As the prospect of war in Iraq looms, Mr. Brahimi predicts that in its current weak state, Afghanistan will not be able to withstand the buffeting from all sides. Activity by the Taliban and Al Qaeda has been increasing in the border areas and could garner more support as popular unease over a war in Iraq grows, he said.
"I am very concerned" about the prospect of a war, Mr. Brahimi said in Kabul. "Just looking at it from the narrow prospective of Afghanistan, we fear that it will have negative results." A war could cause unrest in neighboring countries, particularly Pakistan, to grow, he said. As for Afghanistan, he fears that it will be abandoned once again just as the fragile peace here is entering its most delicate phase.
Despite assurances from Washington that no matter what happens in Iraq, Afghanistan will not be forgotten — including a personal promise from Secretary of State Colin L. Powell in January — Mr. Brahimi says his experience leads him to believe otherwise. "There are only 24 hours in a day," he said. "If you are forced to spend 20 hours on Iraq, then clearly you are not going to have much time on anything else, however much you would like to."
Afghanistan is looking much better than it did 14 months ago, when, as the Taliban fell, Mr. Brahimi helped forge the Bonn agreement for a transitional government to lead the country up to national elections in 2004. As the United Nations' special representative here, he took on responsibility for the United Nations' large-scale civilian aid, human rights and political program. But he says that the job is only half done and that full international support is still essential for its survival. Building the state has barely started. Afghanistan has no functioning national army, police force or judicial system yet — all projects that are dependent on foreign aid. A United Nations program for the disarmament and demobilization of armed fighters has not even begun. Reconstruction, essential to create jobs, has not yet reached a point at which it is having much of an effect.

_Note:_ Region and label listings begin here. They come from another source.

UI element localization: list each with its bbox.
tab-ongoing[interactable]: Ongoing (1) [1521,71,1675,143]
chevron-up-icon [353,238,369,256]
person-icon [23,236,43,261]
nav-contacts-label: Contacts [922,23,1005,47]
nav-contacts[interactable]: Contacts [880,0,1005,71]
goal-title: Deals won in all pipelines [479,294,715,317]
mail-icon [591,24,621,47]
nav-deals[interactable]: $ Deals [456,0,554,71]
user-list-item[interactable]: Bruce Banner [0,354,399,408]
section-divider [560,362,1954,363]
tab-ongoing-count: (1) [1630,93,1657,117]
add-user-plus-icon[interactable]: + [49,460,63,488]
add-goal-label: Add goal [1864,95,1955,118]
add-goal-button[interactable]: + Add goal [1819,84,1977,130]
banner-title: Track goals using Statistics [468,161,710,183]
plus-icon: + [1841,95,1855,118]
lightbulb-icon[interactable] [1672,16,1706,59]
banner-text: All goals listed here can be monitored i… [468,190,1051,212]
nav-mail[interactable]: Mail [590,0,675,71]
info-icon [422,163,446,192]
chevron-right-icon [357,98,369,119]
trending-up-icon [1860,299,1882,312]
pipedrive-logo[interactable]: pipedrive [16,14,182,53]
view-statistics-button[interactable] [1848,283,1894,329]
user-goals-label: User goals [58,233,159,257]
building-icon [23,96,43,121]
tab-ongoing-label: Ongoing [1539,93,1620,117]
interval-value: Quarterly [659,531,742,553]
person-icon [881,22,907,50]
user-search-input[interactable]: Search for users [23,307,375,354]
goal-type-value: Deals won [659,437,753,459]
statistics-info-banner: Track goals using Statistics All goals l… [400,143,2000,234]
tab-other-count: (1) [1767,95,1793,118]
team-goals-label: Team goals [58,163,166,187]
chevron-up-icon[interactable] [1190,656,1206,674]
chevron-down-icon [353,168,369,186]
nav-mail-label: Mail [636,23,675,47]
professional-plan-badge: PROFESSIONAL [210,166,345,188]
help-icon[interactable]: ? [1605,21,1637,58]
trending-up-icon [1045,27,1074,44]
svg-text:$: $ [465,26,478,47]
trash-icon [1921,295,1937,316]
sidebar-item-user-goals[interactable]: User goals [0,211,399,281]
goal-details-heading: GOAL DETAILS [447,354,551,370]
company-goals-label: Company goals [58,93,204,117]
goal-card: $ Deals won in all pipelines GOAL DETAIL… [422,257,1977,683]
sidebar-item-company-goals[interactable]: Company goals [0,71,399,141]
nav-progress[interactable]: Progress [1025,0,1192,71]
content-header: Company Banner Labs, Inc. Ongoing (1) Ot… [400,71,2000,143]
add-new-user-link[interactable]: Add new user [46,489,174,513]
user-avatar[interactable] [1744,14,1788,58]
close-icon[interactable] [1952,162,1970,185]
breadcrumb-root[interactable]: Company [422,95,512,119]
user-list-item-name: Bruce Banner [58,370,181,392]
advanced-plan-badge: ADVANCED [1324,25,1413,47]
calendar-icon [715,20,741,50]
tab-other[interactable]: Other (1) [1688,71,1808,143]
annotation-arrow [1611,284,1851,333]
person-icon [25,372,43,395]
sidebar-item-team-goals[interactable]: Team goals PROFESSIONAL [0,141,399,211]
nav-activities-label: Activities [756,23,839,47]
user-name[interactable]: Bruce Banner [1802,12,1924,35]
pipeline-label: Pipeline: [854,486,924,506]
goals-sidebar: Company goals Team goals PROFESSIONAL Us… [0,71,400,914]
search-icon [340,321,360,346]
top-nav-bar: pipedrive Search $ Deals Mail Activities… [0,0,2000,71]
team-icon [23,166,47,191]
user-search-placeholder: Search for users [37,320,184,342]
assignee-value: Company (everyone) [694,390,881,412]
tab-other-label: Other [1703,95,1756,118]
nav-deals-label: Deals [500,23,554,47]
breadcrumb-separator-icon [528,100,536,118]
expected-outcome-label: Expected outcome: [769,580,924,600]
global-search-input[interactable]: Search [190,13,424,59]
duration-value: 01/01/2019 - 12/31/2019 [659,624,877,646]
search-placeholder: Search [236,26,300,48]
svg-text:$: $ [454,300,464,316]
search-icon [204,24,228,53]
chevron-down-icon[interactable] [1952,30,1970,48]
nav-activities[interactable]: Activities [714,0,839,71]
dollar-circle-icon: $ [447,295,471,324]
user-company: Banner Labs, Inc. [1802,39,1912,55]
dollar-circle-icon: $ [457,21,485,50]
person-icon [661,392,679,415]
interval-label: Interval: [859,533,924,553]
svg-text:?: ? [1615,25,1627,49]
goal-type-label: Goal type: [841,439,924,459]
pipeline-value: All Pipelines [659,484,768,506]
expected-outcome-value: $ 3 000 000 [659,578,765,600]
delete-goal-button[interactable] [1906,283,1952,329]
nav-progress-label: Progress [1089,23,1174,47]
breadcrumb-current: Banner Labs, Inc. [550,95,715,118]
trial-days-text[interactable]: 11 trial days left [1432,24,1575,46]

On the political side, the Taliban have refused to accept defeat and still claim a right to rule. Other political parties and groups that were left out in the Bonn agreement are demanding a share of power, and there is interference from neighboring countries, particularly Pakistan. Furthermore, this country of more than 20 million, mostly illiterate, unregistered citizens, is supposed to organize elections and vote 18 months from now for a new national leadership and constitution.
Mr. Brahimi was considered a good choice his job, with experience of his own country's upheavals and his work mediating the end to the civil war in Lebanon. But his situation in Afghanistan is, by his own admission, a peculiar one. The United States-led coalition is still fighting a war against rebel forces in various parts of the country, while Mr. Brahimi is trying to manage peace efforts. This creates, in effect, two parallel outside powers in the country, and some United Nations officials complain that the aims of the American military seem to contradict the country's long-term needs for peace and reconciliation.
Mr. Brahimi's view for the future of Afghanistan remains full of "ifs," and he warns that without full international backing for the next two years, the country may not be able to stand on its own feet. "If the support of the international community is there for another couple of years, and if our ideas concerning the national army are really moved forward," and then if a police force and a judiciary are created, then success is possible, he said. "And if to put — as it were — the roof over the house, we manage to organize a credible, fair, free election 18 months from now, you will have your state," he said.